Mark Bret constate rapidement qu'il n'est pas le seul à s'intéresser au phénomène. "Je me suis rendu compte que les Français ont été pionniers en la matière. Dès la fin du XVIIIe siècle, le phénomène de la perception de la silhouette du Canigó depuis Notre-Dame de La Garde, à Marseille, a été documentée." Tombé dans l'oubli, des passionnés en refont la découverte, deux siècles plus tard. "Deux fois par an, avec le soleil qui couche, on aperçoit le Canigó depuis Marseille, rapporte le photographe catalan. Tout cela est aujourd'hui très bien connu et plusieurs photographes y consacrent une attention particulière, comme Alain Origné, Bruno Carrias ou Antoine Mangiavaca."

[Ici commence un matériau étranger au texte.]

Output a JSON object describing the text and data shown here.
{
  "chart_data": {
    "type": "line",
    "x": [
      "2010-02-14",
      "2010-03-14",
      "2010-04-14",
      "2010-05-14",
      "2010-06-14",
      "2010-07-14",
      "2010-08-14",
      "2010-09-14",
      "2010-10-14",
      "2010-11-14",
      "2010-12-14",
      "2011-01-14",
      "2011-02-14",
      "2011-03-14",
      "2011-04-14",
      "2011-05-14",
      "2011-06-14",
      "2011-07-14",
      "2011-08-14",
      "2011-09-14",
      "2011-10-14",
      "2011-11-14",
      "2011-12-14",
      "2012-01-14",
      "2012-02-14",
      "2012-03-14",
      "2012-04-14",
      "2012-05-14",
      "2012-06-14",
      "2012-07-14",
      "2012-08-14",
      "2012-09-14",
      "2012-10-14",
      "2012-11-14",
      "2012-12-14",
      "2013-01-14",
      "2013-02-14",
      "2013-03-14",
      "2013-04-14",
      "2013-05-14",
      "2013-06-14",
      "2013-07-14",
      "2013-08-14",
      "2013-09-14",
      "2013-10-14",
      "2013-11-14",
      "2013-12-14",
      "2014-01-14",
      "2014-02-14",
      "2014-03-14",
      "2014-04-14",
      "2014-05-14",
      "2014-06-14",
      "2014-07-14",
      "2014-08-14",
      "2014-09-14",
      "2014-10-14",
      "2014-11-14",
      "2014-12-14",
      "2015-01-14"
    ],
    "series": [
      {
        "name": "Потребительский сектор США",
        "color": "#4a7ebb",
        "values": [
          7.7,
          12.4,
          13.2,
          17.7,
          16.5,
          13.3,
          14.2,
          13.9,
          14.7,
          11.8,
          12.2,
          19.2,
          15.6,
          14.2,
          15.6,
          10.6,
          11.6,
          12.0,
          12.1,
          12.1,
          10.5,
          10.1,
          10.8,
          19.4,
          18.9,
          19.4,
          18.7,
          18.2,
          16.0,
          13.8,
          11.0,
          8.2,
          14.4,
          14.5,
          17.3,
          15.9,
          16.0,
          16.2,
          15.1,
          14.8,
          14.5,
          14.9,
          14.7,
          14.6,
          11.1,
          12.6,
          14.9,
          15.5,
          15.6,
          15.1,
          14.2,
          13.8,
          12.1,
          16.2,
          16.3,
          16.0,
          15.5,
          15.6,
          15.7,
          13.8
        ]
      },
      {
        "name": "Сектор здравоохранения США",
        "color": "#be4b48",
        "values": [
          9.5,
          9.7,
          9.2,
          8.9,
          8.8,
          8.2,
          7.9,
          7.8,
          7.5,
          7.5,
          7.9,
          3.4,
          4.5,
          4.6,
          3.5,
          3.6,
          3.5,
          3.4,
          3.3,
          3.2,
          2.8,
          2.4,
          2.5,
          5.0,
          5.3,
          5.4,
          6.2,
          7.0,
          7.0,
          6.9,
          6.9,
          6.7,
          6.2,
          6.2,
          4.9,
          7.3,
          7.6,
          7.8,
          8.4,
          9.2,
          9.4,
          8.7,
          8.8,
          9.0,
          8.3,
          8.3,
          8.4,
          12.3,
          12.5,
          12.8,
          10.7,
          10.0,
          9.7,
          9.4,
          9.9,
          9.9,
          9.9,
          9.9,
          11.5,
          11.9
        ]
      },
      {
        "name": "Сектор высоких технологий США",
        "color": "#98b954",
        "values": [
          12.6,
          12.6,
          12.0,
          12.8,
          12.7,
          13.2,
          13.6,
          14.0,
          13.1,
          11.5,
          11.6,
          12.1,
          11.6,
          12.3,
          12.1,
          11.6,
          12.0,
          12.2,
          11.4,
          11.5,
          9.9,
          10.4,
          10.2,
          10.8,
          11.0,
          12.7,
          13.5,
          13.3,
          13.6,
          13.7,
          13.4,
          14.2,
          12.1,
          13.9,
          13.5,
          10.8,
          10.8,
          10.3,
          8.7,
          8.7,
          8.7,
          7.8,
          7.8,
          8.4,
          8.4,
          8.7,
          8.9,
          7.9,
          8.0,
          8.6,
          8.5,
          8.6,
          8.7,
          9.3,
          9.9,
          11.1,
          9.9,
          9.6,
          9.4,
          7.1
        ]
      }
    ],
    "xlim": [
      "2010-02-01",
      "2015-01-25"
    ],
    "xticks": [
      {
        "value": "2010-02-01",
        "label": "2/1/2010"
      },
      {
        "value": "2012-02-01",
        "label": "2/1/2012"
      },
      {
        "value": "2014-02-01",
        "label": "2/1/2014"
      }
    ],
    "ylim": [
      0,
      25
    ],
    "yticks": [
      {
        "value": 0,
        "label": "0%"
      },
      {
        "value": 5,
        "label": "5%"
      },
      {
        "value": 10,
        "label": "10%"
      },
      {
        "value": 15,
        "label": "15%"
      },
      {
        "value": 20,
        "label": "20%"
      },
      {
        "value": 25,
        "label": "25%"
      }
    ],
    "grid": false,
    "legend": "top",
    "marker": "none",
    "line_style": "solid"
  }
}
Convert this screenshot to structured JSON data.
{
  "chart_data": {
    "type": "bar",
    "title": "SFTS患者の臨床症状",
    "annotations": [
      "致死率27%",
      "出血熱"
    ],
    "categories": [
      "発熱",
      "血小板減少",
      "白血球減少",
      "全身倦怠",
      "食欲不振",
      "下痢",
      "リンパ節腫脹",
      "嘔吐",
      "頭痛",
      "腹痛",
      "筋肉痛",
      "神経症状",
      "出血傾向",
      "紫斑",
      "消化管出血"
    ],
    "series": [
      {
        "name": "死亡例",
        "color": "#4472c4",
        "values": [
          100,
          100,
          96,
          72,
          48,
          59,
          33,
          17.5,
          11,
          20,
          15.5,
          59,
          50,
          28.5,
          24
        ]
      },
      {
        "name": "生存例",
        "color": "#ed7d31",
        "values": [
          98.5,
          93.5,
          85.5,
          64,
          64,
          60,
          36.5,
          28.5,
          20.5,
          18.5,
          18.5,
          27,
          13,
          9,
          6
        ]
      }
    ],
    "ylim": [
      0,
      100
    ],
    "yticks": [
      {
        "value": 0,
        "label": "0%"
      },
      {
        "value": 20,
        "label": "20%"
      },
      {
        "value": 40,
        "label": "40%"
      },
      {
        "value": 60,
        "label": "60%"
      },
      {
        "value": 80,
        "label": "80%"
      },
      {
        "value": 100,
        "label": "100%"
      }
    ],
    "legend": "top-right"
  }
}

Des conditions météorologiques à préserver
Après s'être passionné pour Majorque, Mark Bret s'est interrogé : quel est le paysage le plus éloigné jamais représenté depuis la terre à l'échelle mondiale ? Le photographe reprend ses recherches et constate qu'une distance de 300 km avait pu être prise en photo depuis une montagne de l'Alaska. "Cela m'a un peu étonné parce que si c'était une distance très grande, reconnaît-il. Je ne trouvais pas non plus que cela soit exceptionnel et bien, maintenant connaissant les facteurs géographiques qui facilitent potentiellement les contemplations à distance, j'ai immédiatement pensé que cette distance pourrait très probablement être dépassée dans le contexte géographique entre les Pyrénées et les Alpes !"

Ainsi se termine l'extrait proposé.